As drafted by Rep. Tom Graves (R-GA), the Active Cyber Defense Certainty Act (AC/DC) would exempt from prosecution “those taking active cyber defense measures” by hacking into intruders’ machines. It would also allow victims to penetrate the computers of other hacking victims for “reconnaissance” purposes while tracing an attack to its source. The proposal revises a broader draft Graves released in March, which drew derision from security experts. “These changes reflect careful analysis and many thoughtful suggestions from a broad spectrum of industries and viewpoints,” said Graves in a statement.

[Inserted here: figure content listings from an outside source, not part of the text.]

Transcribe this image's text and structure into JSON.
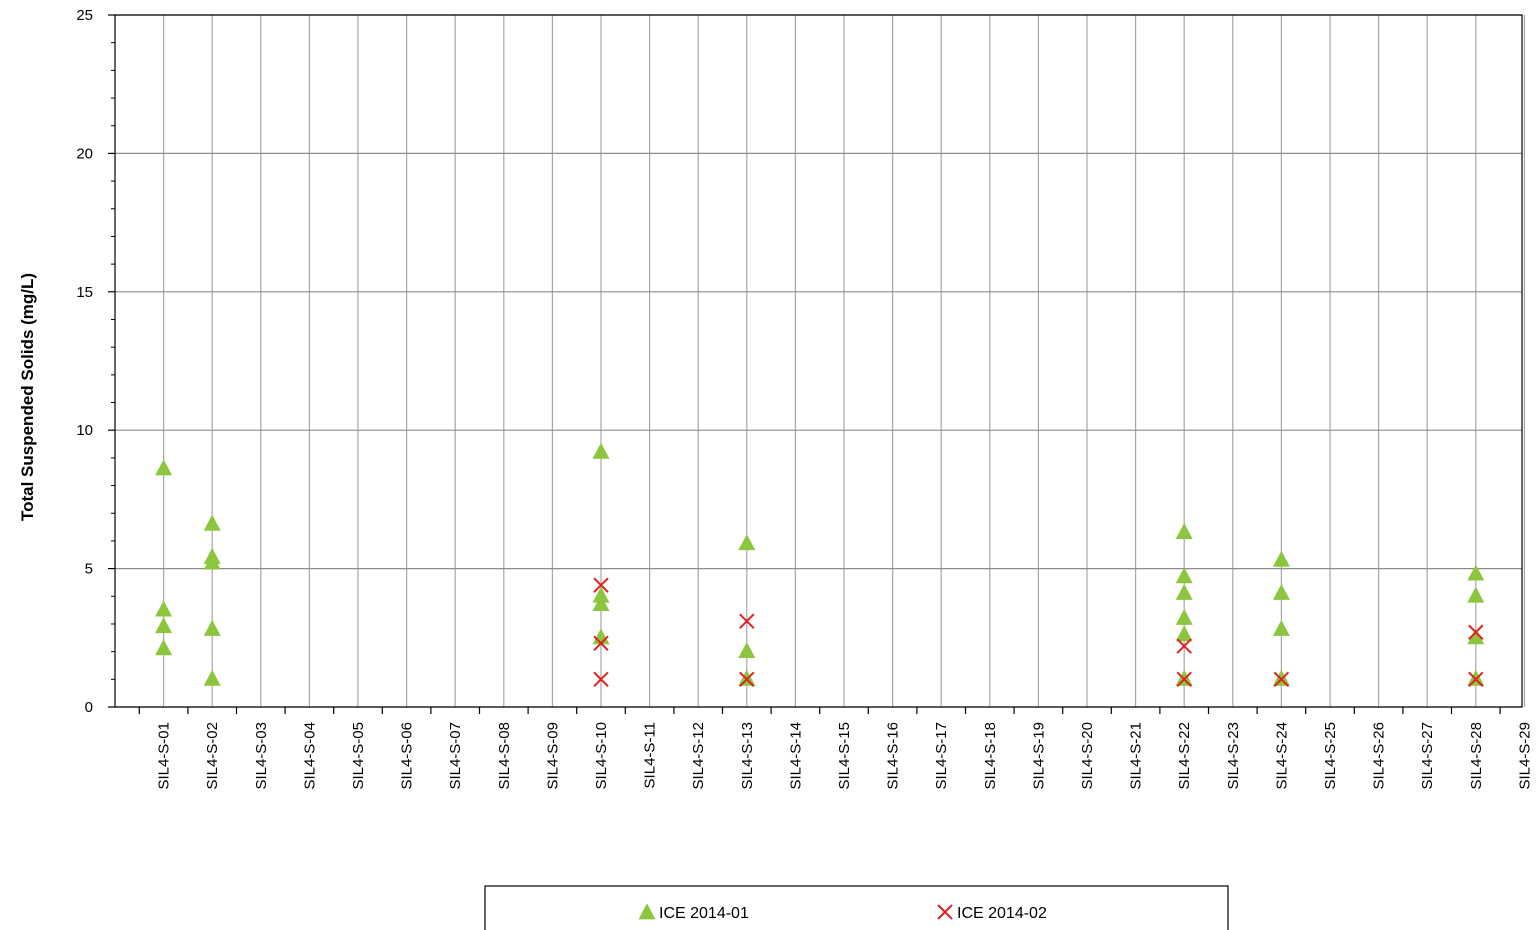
{
  "chart_data": {
    "type": "scatter",
    "ylabel": "Total Suspended Solids (mg/L)",
    "xlabel": "",
    "ylim": [
      0,
      25
    ],
    "yticks": [
      0,
      5,
      10,
      15,
      20,
      25
    ],
    "grid": true,
    "legend_position": "bottom",
    "categories": [
      "SIL4-S-01",
      "SIL4-S-02",
      "SIL4-S-03",
      "SIL4-S-04",
      "SIL4-S-05",
      "SIL4-S-06",
      "SIL4-S-07",
      "SIL4-S-08",
      "SIL4-S-09",
      "SIL4-S-10",
      "SIL4-S-11",
      "SIL4-S-12",
      "SIL4-S-13",
      "SIL4-S-14",
      "SIL4-S-15",
      "SIL4-S-16",
      "SIL4-S-17",
      "SIL4-S-18",
      "SIL4-S-19",
      "SIL4-S-20",
      "SIL4-S-21",
      "SIL4-S-22",
      "SIL4-S-23",
      "SIL4-S-24",
      "SIL4-S-25",
      "SIL4-S-26",
      "SIL4-S-27",
      "SIL4-S-28",
      "SIL4-S-29"
    ],
    "series": [
      {
        "name": "ICE 2014-01",
        "marker": "triangle",
        "color": "#8cc63f",
        "points": [
          {
            "x": "SIL4-S-01",
            "y": 8.6
          },
          {
            "x": "SIL4-S-01",
            "y": 3.5
          },
          {
            "x": "SIL4-S-01",
            "y": 2.9
          },
          {
            "x": "SIL4-S-01",
            "y": 2.1
          },
          {
            "x": "SIL4-S-02",
            "y": 6.6
          },
          {
            "x": "SIL4-S-02",
            "y": 5.4
          },
          {
            "x": "SIL4-S-02",
            "y": 5.2
          },
          {
            "x": "SIL4-S-02",
            "y": 2.8
          },
          {
            "x": "SIL4-S-02",
            "y": 1.0
          },
          {
            "x": "SIL4-S-10",
            "y": 9.2
          },
          {
            "x": "SIL4-S-10",
            "y": 4.0
          },
          {
            "x": "SIL4-S-10",
            "y": 3.7
          },
          {
            "x": "SIL4-S-10",
            "y": 2.5
          },
          {
            "x": "SIL4-S-13",
            "y": 5.9
          },
          {
            "x": "SIL4-S-13",
            "y": 2.0
          },
          {
            "x": "SIL4-S-13",
            "y": 1.0
          },
          {
            "x": "SIL4-S-22",
            "y": 6.3
          },
          {
            "x": "SIL4-S-22",
            "y": 4.7
          },
          {
            "x": "SIL4-S-22",
            "y": 4.1
          },
          {
            "x": "SIL4-S-22",
            "y": 3.2
          },
          {
            "x": "SIL4-S-22",
            "y": 2.6
          },
          {
            "x": "SIL4-S-22",
            "y": 1.0
          },
          {
            "x": "SIL4-S-24",
            "y": 5.3
          },
          {
            "x": "SIL4-S-24",
            "y": 4.1
          },
          {
            "x": "SIL4-S-24",
            "y": 2.8
          },
          {
            "x": "SIL4-S-24",
            "y": 1.0
          },
          {
            "x": "SIL4-S-28",
            "y": 4.8
          },
          {
            "x": "SIL4-S-28",
            "y": 4.0
          },
          {
            "x": "SIL4-S-28",
            "y": 2.5
          },
          {
            "x": "SIL4-S-28",
            "y": 1.0
          }
        ]
      },
      {
        "name": "ICE 2014-02",
        "marker": "x",
        "color": "#dd2222",
        "points": [
          {
            "x": "SIL4-S-10",
            "y": 4.4
          },
          {
            "x": "SIL4-S-10",
            "y": 2.3
          },
          {
            "x": "SIL4-S-10",
            "y": 1.0
          },
          {
            "x": "SIL4-S-13",
            "y": 3.1
          },
          {
            "x": "SIL4-S-13",
            "y": 1.0
          },
          {
            "x": "SIL4-S-22",
            "y": 2.2
          },
          {
            "x": "SIL4-S-22",
            "y": 1.0
          },
          {
            "x": "SIL4-S-24",
            "y": 1.0
          },
          {
            "x": "SIL4-S-28",
            "y": 2.7
          },
          {
            "x": "SIL4-S-28",
            "y": 1.0
          }
        ]
      }
    ]
  }
}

“I think it’s a good start,” said security expert Tim Mullen, an early proponent of legalized counter-hacks, though he added that the draft still provides too little guidance for defenders. “Say I’m being attacked by someone, and I need to take matters into my own hands… You have to make decisions very quickly. Who gets to say what I can do to the guy? Do I blow his machine out of the water? Do I take his information?”

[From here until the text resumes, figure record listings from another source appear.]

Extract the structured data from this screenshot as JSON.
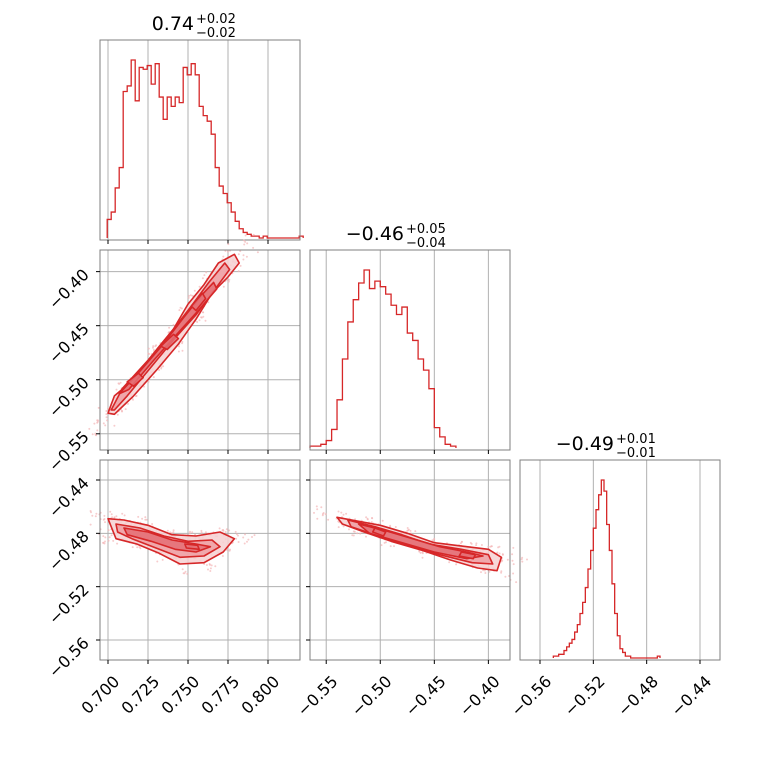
{
  "chart_data": {
    "type": "corner",
    "color": "#d62728",
    "fill_colors": [
      "#f6d0d1",
      "#ef9fa3",
      "#e46e74"
    ],
    "grid": true,
    "parameters": [
      {
        "title_value": "0.74",
        "title_plus": "+0.02",
        "title_minus": "−0.02",
        "range": [
          0.695,
          0.82
        ],
        "ticks": [
          0.7,
          0.725,
          0.75,
          0.775,
          0.8
        ],
        "tick_labels": [
          "0.700",
          "0.725",
          "0.750",
          "0.775",
          "0.800"
        ]
      },
      {
        "title_value": "−0.46",
        "title_plus": "+0.05",
        "title_minus": "−0.04",
        "range": [
          -0.565,
          -0.38
        ],
        "ticks": [
          -0.55,
          -0.5,
          -0.45,
          -0.4
        ],
        "tick_labels": [
          "−0.55",
          "−0.50",
          "−0.45",
          "−0.40"
        ]
      },
      {
        "title_value": "−0.49",
        "title_plus": "+0.01",
        "title_minus": "−0.01",
        "range": [
          -0.575,
          -0.425
        ],
        "ticks": [
          -0.56,
          -0.52,
          -0.48,
          -0.44
        ],
        "tick_labels": [
          "−0.56",
          "−0.52",
          "−0.48",
          "−0.44"
        ]
      }
    ],
    "histograms": [
      {
        "parameter": 0,
        "bin_start": 0.6995,
        "bin_width": 0.0025,
        "counts": [
          10,
          14,
          27,
          38,
          79,
          82,
          96,
          74,
          92,
          91,
          93,
          83,
          94,
          76,
          64,
          76,
          71,
          76,
          73,
          92,
          88,
          94,
          88,
          71,
          66,
          63,
          56,
          38,
          28,
          24,
          19,
          14,
          9,
          5,
          3,
          2,
          1,
          1,
          0,
          1,
          0,
          0,
          0,
          0,
          0,
          0,
          0,
          0,
          1
        ]
      },
      {
        "parameter": 1,
        "bin_start": -0.565,
        "bin_width": 0.005,
        "counts": [
          1,
          1,
          2,
          4,
          10,
          26,
          48,
          68,
          80,
          89,
          96,
          86,
          90,
          87,
          83,
          77,
          72,
          76,
          62,
          58,
          48,
          42,
          32,
          11,
          6,
          2,
          1
        ]
      },
      {
        "parameter": 2,
        "bin_start": -0.55,
        "bin_width": 0.002,
        "counts": [
          1,
          1,
          2,
          2,
          4,
          6,
          8,
          10,
          14,
          18,
          24,
          30,
          38,
          48,
          58,
          70,
          80,
          88,
          96,
          90,
          72,
          58,
          40,
          24,
          12,
          5,
          3,
          1,
          1,
          0,
          0,
          0,
          0,
          0,
          0,
          0,
          0,
          0,
          0,
          1
        ]
      }
    ],
    "joint_distributions": [
      {
        "x_param": 0,
        "y_param": 1,
        "contours": [
          {
            "level": "outer",
            "points": [
              [
                0.7,
                -0.531
              ],
              [
                0.704,
                -0.515
              ],
              [
                0.716,
                -0.5
              ],
              [
                0.731,
                -0.471
              ],
              [
                0.741,
                -0.453
              ],
              [
                0.75,
                -0.43
              ],
              [
                0.76,
                -0.412
              ],
              [
                0.769,
                -0.392
              ],
              [
                0.779,
                -0.384
              ],
              [
                0.782,
                -0.392
              ],
              [
                0.775,
                -0.405
              ],
              [
                0.765,
                -0.42
              ],
              [
                0.755,
                -0.444
              ],
              [
                0.744,
                -0.467
              ],
              [
                0.731,
                -0.49
              ],
              [
                0.716,
                -0.515
              ],
              [
                0.704,
                -0.532
              ]
            ]
          },
          {
            "level": "mid",
            "points": [
              [
                0.702,
                -0.528
              ],
              [
                0.709,
                -0.508
              ],
              [
                0.725,
                -0.482
              ],
              [
                0.74,
                -0.455
              ],
              [
                0.752,
                -0.432
              ],
              [
                0.763,
                -0.41
              ],
              [
                0.773,
                -0.392
              ],
              [
                0.776,
                -0.398
              ],
              [
                0.768,
                -0.414
              ],
              [
                0.755,
                -0.44
              ],
              [
                0.741,
                -0.463
              ],
              [
                0.726,
                -0.49
              ],
              [
                0.712,
                -0.515
              ],
              [
                0.704,
                -0.528
              ]
            ]
          },
          {
            "level": "inner",
            "points": [
              [
                0.707,
                -0.513
              ],
              [
                0.72,
                -0.492
              ],
              [
                0.734,
                -0.468
              ],
              [
                0.747,
                -0.443
              ],
              [
                0.759,
                -0.421
              ],
              [
                0.766,
                -0.41
              ],
              [
                0.768,
                -0.416
              ],
              [
                0.757,
                -0.435
              ],
              [
                0.743,
                -0.458
              ],
              [
                0.728,
                -0.483
              ],
              [
                0.713,
                -0.509
              ]
            ]
          },
          {
            "level": "core",
            "points": [
              [
                0.712,
                -0.502
              ],
              [
                0.719,
                -0.494
              ],
              [
                0.722,
                -0.498
              ],
              [
                0.716,
                -0.506
              ]
            ]
          },
          {
            "level": "core",
            "points": [
              [
                0.733,
                -0.469
              ],
              [
                0.741,
                -0.458
              ],
              [
                0.744,
                -0.462
              ],
              [
                0.737,
                -0.472
              ]
            ]
          },
          {
            "level": "core",
            "points": [
              [
                0.752,
                -0.432
              ],
              [
                0.759,
                -0.42
              ],
              [
                0.761,
                -0.425
              ],
              [
                0.755,
                -0.436
              ]
            ]
          }
        ]
      },
      {
        "x_param": 0,
        "y_param": 2,
        "contours": [
          {
            "level": "outer",
            "points": [
              [
                0.7,
                -0.469
              ],
              [
                0.71,
                -0.47
              ],
              [
                0.725,
                -0.474
              ],
              [
                0.74,
                -0.481
              ],
              [
                0.755,
                -0.482
              ],
              [
                0.77,
                -0.479
              ],
              [
                0.779,
                -0.484
              ],
              [
                0.772,
                -0.494
              ],
              [
                0.76,
                -0.502
              ],
              [
                0.745,
                -0.503
              ],
              [
                0.732,
                -0.495
              ],
              [
                0.718,
                -0.488
              ],
              [
                0.705,
                -0.484
              ],
              [
                0.702,
                -0.475
              ]
            ]
          },
          {
            "level": "mid",
            "points": [
              [
                0.705,
                -0.473
              ],
              [
                0.72,
                -0.476
              ],
              [
                0.735,
                -0.482
              ],
              [
                0.75,
                -0.486
              ],
              [
                0.765,
                -0.485
              ],
              [
                0.77,
                -0.49
              ],
              [
                0.76,
                -0.497
              ],
              [
                0.745,
                -0.498
              ],
              [
                0.73,
                -0.491
              ],
              [
                0.715,
                -0.484
              ],
              [
                0.706,
                -0.479
              ]
            ]
          },
          {
            "level": "inner",
            "points": [
              [
                0.71,
                -0.476
              ],
              [
                0.725,
                -0.479
              ],
              [
                0.74,
                -0.485
              ],
              [
                0.755,
                -0.488
              ],
              [
                0.764,
                -0.49
              ],
              [
                0.755,
                -0.494
              ],
              [
                0.742,
                -0.492
              ],
              [
                0.727,
                -0.486
              ],
              [
                0.712,
                -0.481
              ]
            ]
          },
          {
            "level": "core",
            "points": [
              [
                0.748,
                -0.488
              ],
              [
                0.756,
                -0.489
              ],
              [
                0.757,
                -0.492
              ],
              [
                0.749,
                -0.491
              ]
            ]
          }
        ]
      },
      {
        "x_param": 1,
        "y_param": 2,
        "contours": [
          {
            "level": "outer",
            "points": [
              [
                -0.54,
                -0.468
              ],
              [
                -0.52,
                -0.471
              ],
              [
                -0.5,
                -0.474
              ],
              [
                -0.475,
                -0.48
              ],
              [
                -0.45,
                -0.487
              ],
              [
                -0.42,
                -0.49
              ],
              [
                -0.4,
                -0.492
              ],
              [
                -0.388,
                -0.498
              ],
              [
                -0.392,
                -0.508
              ],
              [
                -0.41,
                -0.506
              ],
              [
                -0.435,
                -0.5
              ],
              [
                -0.46,
                -0.493
              ],
              [
                -0.49,
                -0.486
              ],
              [
                -0.515,
                -0.479
              ],
              [
                -0.535,
                -0.473
              ]
            ]
          },
          {
            "level": "mid",
            "points": [
              [
                -0.53,
                -0.47
              ],
              [
                -0.505,
                -0.475
              ],
              [
                -0.48,
                -0.481
              ],
              [
                -0.455,
                -0.488
              ],
              [
                -0.425,
                -0.492
              ],
              [
                -0.4,
                -0.496
              ],
              [
                -0.396,
                -0.503
              ],
              [
                -0.415,
                -0.502
              ],
              [
                -0.445,
                -0.496
              ],
              [
                -0.475,
                -0.489
              ],
              [
                -0.505,
                -0.481
              ],
              [
                -0.527,
                -0.475
              ]
            ]
          },
          {
            "level": "inner",
            "points": [
              [
                -0.52,
                -0.473
              ],
              [
                -0.495,
                -0.478
              ],
              [
                -0.47,
                -0.484
              ],
              [
                -0.445,
                -0.49
              ],
              [
                -0.42,
                -0.494
              ],
              [
                -0.405,
                -0.497
              ],
              [
                -0.42,
                -0.499
              ],
              [
                -0.45,
                -0.494
              ],
              [
                -0.48,
                -0.487
              ],
              [
                -0.51,
                -0.48
              ]
            ]
          },
          {
            "level": "core",
            "points": [
              [
                -0.505,
                -0.476
              ],
              [
                -0.495,
                -0.479
              ],
              [
                -0.497,
                -0.482
              ],
              [
                -0.507,
                -0.479
              ]
            ]
          },
          {
            "level": "core",
            "points": [
              [
                -0.425,
                -0.494
              ],
              [
                -0.412,
                -0.496
              ],
              [
                -0.414,
                -0.499
              ],
              [
                -0.427,
                -0.497
              ]
            ]
          }
        ]
      }
    ]
  }
}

The proposed bill comes on the heels of the viral WannaCry ransomware outbreak, which rapidly infected upward of 400,000 Windows machines in 150 countries, before a U.K. security researcher stumbled on a built-in kill switch that effectively neutered the attack. Security experts at Google, Symantec, and Kaspersky have since uncovered forensic indicators that the government of North Korea might have been behind the attack.